Ballmer Bids Fond Farewell to Microsoft Board


A lot has been written about how difficult it is for celebrities in all walks of life to leave the stage. In fact, knowing when it is time to go from the thing that has defined your life’s work is arguably one of the most difficult tasks all of us must do. Whether it is athletics, other types of entertainment, or in business - acceding power and glory to the next generation is hard. As we have seen time and time again, it is difficult to do gracefully. That is why former Microsoft CEO Steve Ballmer’s open letter to new CEO Satya Nadella about his decision to resign from the board effective immediately, and for that matter Nadella’s response, is so refreshing.

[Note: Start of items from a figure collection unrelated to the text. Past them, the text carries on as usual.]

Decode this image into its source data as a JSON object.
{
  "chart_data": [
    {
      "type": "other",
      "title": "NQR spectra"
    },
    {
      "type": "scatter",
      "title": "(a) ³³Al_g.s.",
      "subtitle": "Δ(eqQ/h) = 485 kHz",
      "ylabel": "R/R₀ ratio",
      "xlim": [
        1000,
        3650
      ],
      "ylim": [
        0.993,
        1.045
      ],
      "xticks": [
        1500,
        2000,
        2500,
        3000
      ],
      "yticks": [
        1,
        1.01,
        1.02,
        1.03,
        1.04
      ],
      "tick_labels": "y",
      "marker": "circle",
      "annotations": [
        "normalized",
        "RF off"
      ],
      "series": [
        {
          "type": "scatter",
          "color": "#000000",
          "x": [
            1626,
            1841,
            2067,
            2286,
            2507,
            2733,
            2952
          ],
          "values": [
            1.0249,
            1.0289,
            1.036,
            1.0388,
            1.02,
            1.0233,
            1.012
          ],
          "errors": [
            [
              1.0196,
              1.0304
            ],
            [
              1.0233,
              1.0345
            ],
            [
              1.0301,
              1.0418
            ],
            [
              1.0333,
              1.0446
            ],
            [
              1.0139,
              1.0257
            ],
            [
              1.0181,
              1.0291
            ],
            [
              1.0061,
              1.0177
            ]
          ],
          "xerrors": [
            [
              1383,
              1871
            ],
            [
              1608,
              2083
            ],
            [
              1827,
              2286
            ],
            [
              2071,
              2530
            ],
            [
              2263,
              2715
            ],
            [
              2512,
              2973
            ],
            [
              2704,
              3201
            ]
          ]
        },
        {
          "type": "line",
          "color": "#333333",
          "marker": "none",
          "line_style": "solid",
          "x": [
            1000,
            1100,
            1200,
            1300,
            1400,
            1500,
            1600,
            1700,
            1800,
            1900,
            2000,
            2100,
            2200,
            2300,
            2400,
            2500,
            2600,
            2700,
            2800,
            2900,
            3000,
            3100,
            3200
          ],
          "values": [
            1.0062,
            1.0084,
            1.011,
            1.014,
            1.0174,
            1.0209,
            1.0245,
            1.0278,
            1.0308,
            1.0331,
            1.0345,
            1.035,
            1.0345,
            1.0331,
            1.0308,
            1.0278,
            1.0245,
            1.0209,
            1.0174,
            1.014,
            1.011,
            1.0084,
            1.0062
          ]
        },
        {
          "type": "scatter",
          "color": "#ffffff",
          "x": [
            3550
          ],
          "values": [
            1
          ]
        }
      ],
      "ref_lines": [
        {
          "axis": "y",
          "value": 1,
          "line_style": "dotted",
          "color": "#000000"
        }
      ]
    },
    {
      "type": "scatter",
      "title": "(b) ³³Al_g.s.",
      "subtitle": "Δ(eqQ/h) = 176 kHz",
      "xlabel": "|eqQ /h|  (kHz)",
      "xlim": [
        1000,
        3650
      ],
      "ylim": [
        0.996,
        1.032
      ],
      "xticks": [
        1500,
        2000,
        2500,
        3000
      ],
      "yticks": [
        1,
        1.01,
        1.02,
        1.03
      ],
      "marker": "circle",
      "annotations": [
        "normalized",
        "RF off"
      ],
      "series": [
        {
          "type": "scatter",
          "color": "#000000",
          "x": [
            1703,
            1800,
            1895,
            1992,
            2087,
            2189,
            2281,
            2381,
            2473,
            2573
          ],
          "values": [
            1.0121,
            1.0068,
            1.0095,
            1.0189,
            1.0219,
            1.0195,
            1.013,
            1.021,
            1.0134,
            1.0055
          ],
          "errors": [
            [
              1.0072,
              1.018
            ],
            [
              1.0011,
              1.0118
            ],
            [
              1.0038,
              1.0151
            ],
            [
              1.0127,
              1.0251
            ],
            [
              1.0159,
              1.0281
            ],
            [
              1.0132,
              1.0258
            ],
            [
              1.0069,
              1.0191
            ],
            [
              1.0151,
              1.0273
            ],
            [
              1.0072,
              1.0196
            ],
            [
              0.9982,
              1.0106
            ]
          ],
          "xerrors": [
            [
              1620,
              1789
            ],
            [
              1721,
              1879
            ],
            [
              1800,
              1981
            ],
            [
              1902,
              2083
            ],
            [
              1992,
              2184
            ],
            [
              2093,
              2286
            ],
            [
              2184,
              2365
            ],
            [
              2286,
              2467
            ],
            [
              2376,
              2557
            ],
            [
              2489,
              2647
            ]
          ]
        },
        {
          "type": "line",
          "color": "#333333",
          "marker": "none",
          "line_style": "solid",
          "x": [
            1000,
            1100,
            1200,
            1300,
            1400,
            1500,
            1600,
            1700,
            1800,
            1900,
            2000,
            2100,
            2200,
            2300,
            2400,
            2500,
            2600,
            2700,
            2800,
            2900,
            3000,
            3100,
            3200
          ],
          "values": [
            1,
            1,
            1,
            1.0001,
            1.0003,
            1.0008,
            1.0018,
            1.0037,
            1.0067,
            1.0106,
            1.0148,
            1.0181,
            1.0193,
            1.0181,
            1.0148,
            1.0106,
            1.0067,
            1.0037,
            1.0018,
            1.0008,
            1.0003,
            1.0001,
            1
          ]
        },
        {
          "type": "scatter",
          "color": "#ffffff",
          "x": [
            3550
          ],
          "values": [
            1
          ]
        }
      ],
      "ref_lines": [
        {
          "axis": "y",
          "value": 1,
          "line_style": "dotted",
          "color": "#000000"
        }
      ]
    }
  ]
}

No matter what one thinks about the Ballmer and Ballmer/Gates years of running Microsoft, the fact that Mr. Ballmer now will have lots of time to spend on his newly acquired Los Angeles Clippers professional basketball team, teaching and his charitable passions, is the right way to go about leaving the driving to someone else. Nadella needs to be allowed to set his own course for the company. He needs to be able to without having an “old bull” looking over his shoulders or being in a position to possibly formally vote, other than through their stockownership, on how the company is run.

This does not mean former executives should be silent about their opinions about the company they left. It also is a bit naïve to believe that those opinions will not be shared in private with the board members who they have worked with over the years. However, it is to say that their direct influence will be diminished appreciably and that is a very good thing. This can be particularly valuable if the performance of a former CEO is the subject of controversy.

The thing that I liked the most about Ballmer’s letter was his third paragraph:

Microsoft will need to be bold and make big bets to succeed in this new environment. Writing great software is a tremendous accomplishment and selling software has been a fabulous business. In the mobile-first, cloud-first world, software development is a key skill, but success requires moving to monetization through enterprise subscriptions, hardware gross margins, and advertising revenues. Making that change while also managing the existing software business well requires a boldness and fearlessness that I believe the management team has. Our board must also support and encourage that fearlessness for shareholders to get the best performance from Microsoft. You must drive that.

The message is not just appropriate for Microsoft. This is something that should resonate with those running all of the large software companies whose businesses are in the midst of wrenching and accelerating change.